L'euthanasie - acte qui provoque la mort en quelques minutes - ne peut pas être pratiquée en soins palliatifs.

L'euthanasie - acte qui provoque la mort en quelques minutes - ne peut pas être pratiquée en soins palliatifs.

Dès leur création, les soins palliatifs ont eu pour but de soulager les malades afin qu'ils puissent être conscients, en relation avec leurs proches, le plus longtemps possible, sans hâter, ni retarder la mort. Encore aujourd'hui, cet objectif guide les soins palliatifs. Toute l'équipe est attentive à soulager les douleurs ou autres symptômes et à être présente aux émotions et aux souffrances vécues par le malade.

En soins palliatifs, l'euthanasie est vue comme un geste radical d'abandon d'une personne qui ressent une perte d'intégrité dans son corps et dans son coeur, vit une destruction de ses projets et de son avenir et souffre une perte irréversible d'espoir. Au contraire, au coeur de la crise, les soins palliatifs soutiennent l'identité et la qualité de vie. Si les soins palliatifs pratiquaient l'euthanasie, ce serait renier leur mission.  

Assurément, affronter la mort n'est pas facile et constitue probablement la crise ultime à laquelle l'homme doit faire face. Le soulagement des douleurs libère l'esprit et l'accompagnement soutient le malade afin qu'il trouve en lui un nouveau sens à sa vie. Et c'est un travail difficile, mené de concert par les intervenants et les proches, que d'aider les malades à voir ce qu'ils sont encore, toute la joie qu'ils peuvent encore vivre et donner.  

La souffrance s'estompe avec le retour du sens dans leur vie. Et ce travail de retournement ne peut être mené de front avec la perspective de l'euthanasie. Impossible de donner le temps de revivre en planifiant l'injection du lendemain. Cette démarche d'accompagnement ne fait partie d'aucun protocole d'euthanasie. Construire du sens détruit le besoin d'euthanasie.

Outre le fait de donner du confort, ces soins contribuent, peu à peu, à développer avec le malade une relation de confiance. Celui-ci s'ouvre lentement et il devient possible pour lui de se raconter, de se dire et de guérir peu à peu, de l'intérieur, ces blessures qui éteignaient le goût de vivre. C'est la relation de confiance créée entre le malade et les soignants qui fonde les soins palliatifs. Sans elle, rien n'est possible. Construire cette relation est très délicat. L'esprit du soignant doit être dégagé et ouvert à l'autre. Tout son être est tendu vers cette compréhension de la souffrance vécue par le malade et ses proches.

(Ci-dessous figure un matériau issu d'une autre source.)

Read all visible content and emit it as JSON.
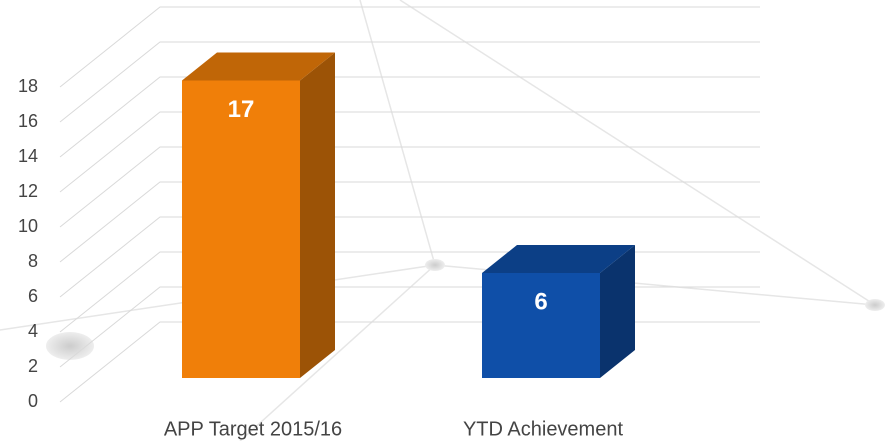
{
  "chart_data": {
    "type": "bar3d",
    "categories": [
      "APP Target 2015/16",
      "YTD Achievement"
    ],
    "values": [
      17,
      6
    ],
    "colors": [
      "#f07f09",
      "#0f4fa8"
    ],
    "ylim": [
      0,
      18
    ],
    "yticks": [
      0,
      2,
      4,
      6,
      8,
      10,
      12,
      14,
      16,
      18
    ],
    "grid": true
  }
}
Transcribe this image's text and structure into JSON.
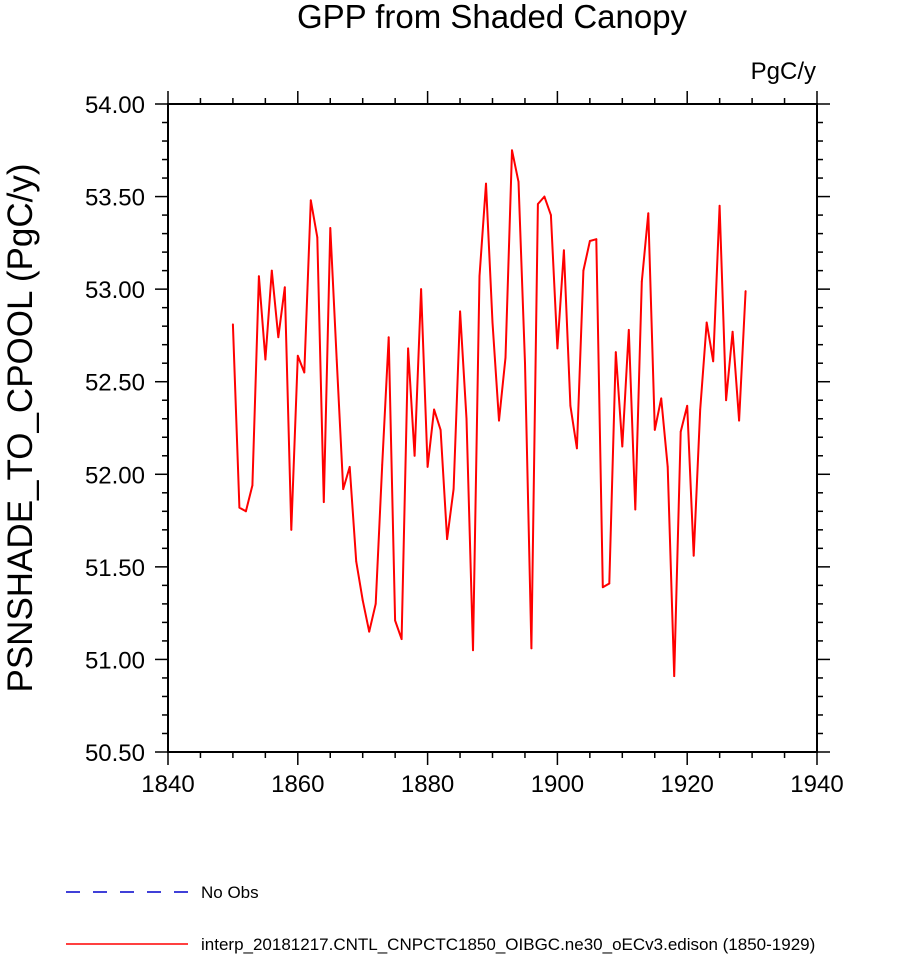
{
  "chart_data": {
    "type": "line",
    "title": "GPP from Shaded Canopy",
    "units_label": "PgC/y",
    "ylabel": "PSNSHADE_TO_CPOOL  (PgC/y)",
    "xlabel": "",
    "xlim": [
      1840,
      1940
    ],
    "ylim": [
      50.5,
      54.0
    ],
    "x_ticks": [
      1840,
      1860,
      1880,
      1900,
      1920,
      1940
    ],
    "x_tick_labels": [
      "1840",
      "1860",
      "1880",
      "1900",
      "1920",
      "1940"
    ],
    "y_ticks": [
      50.5,
      51.0,
      51.5,
      52.0,
      52.5,
      53.0,
      53.5,
      54.0
    ],
    "y_tick_labels": [
      "50.50",
      "51.00",
      "51.50",
      "52.00",
      "52.50",
      "53.00",
      "53.50",
      "54.00"
    ],
    "grid": false,
    "series": [
      {
        "name": "interp_20181217.CNTL_CNPCTC1850_OIBGC.ne30_oECv3.edison (1850-1929)",
        "color": "#ff0000",
        "style": "solid",
        "x": [
          1850,
          1851,
          1852,
          1853,
          1854,
          1855,
          1856,
          1857,
          1858,
          1859,
          1860,
          1861,
          1862,
          1863,
          1864,
          1865,
          1866,
          1867,
          1868,
          1869,
          1870,
          1871,
          1872,
          1873,
          1874,
          1875,
          1876,
          1877,
          1878,
          1879,
          1880,
          1881,
          1882,
          1883,
          1884,
          1885,
          1886,
          1887,
          1888,
          1889,
          1890,
          1891,
          1892,
          1893,
          1894,
          1895,
          1896,
          1897,
          1898,
          1899,
          1900,
          1901,
          1902,
          1903,
          1904,
          1905,
          1906,
          1907,
          1908,
          1909,
          1910,
          1911,
          1912,
          1913,
          1914,
          1915,
          1916,
          1917,
          1918,
          1919,
          1920,
          1921,
          1922,
          1923,
          1924,
          1925,
          1926,
          1927,
          1928,
          1929
        ],
        "values": [
          52.81,
          51.82,
          51.8,
          51.94,
          53.07,
          52.62,
          53.1,
          52.74,
          53.01,
          51.7,
          52.64,
          52.55,
          53.48,
          53.28,
          51.85,
          53.33,
          52.62,
          51.92,
          52.04,
          51.53,
          51.32,
          51.15,
          51.3,
          52.05,
          52.74,
          51.21,
          51.11,
          52.68,
          52.1,
          53.0,
          52.04,
          52.35,
          52.24,
          51.65,
          51.92,
          52.88,
          52.3,
          51.05,
          53.07,
          53.57,
          52.82,
          52.29,
          52.63,
          53.75,
          53.58,
          52.6,
          51.06,
          53.46,
          53.5,
          53.4,
          52.68,
          53.21,
          52.37,
          52.14,
          53.1,
          53.26,
          53.27,
          51.39,
          51.41,
          52.66,
          52.15,
          52.78,
          51.81,
          53.04,
          53.41,
          52.24,
          52.41,
          52.04,
          50.91,
          52.23,
          52.37,
          51.56,
          52.35,
          52.82,
          52.61,
          53.45,
          52.4,
          52.77,
          52.29,
          52.99
        ]
      }
    ],
    "legend": {
      "placement": "bottom-left",
      "entries": [
        {
          "label": "No Obs",
          "color": "#0000cc",
          "style": "dashed"
        },
        {
          "label": "interp_20181217.CNTL_CNPCTC1850_OIBGC.ne30_oECv3.edison (1850-1929)",
          "color": "#ff0000",
          "style": "solid"
        }
      ]
    }
  }
}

Cette attention est à la source du soin palliatif et est opposée à ce qui engendre l'euthanasie puisque les demandes d'euthanasie sont généralement des interrogations sur l'estime portée par autrui et des requêtes d'amour. Grâce au lien étroit qui se développe dans la relation soignant-malade, les soins palliatifs redonnent le goût de vivre. Cela pourrait expliquer pourquoi les demandes d'euthanasie sont si rares chez les malades qui bénéficient de cette qualité de présence de leurs soignants. Les malades disent plutôt merci.

Imaginez ce que deviendrait l'atmosphère en soins palliatifs si les malades ou leur famille étaient témoins de gestes d'euthanasie dans la chambre d'à côté. Ce serait la panique. Déjà certains malades et familles craignent que leur mort soit provoquée par les soins palliatifs. Il faut alors des trésors de patience pour leur expliquer la philosophie des soins palliatifs, et le fait qu'au contraire, ceux-ci vont les aider à profiter au mieux du temps qui reste.  

Introduire de force l'euthanasie dans la culture palliative, c'est tirer à bout portant sur la qualité des soins palliatifs, sur la sécurité qu'y vivent les malades actuellement, de même que sur le dévouement qui les maintient.  

Enfin, au plan organisationnel, forcer l'euthanasie comme un «soin», ce qu'elle n'est pas, diviserait les équipes en créant des conflits de valeurs importants.

Alors que le milieu palliatif actuel est soumis aux mêmes contraintes que les autres secteurs du système de santé, toute pression additionnelle risque d'entraîner un éclatement des services de soins palliatifs.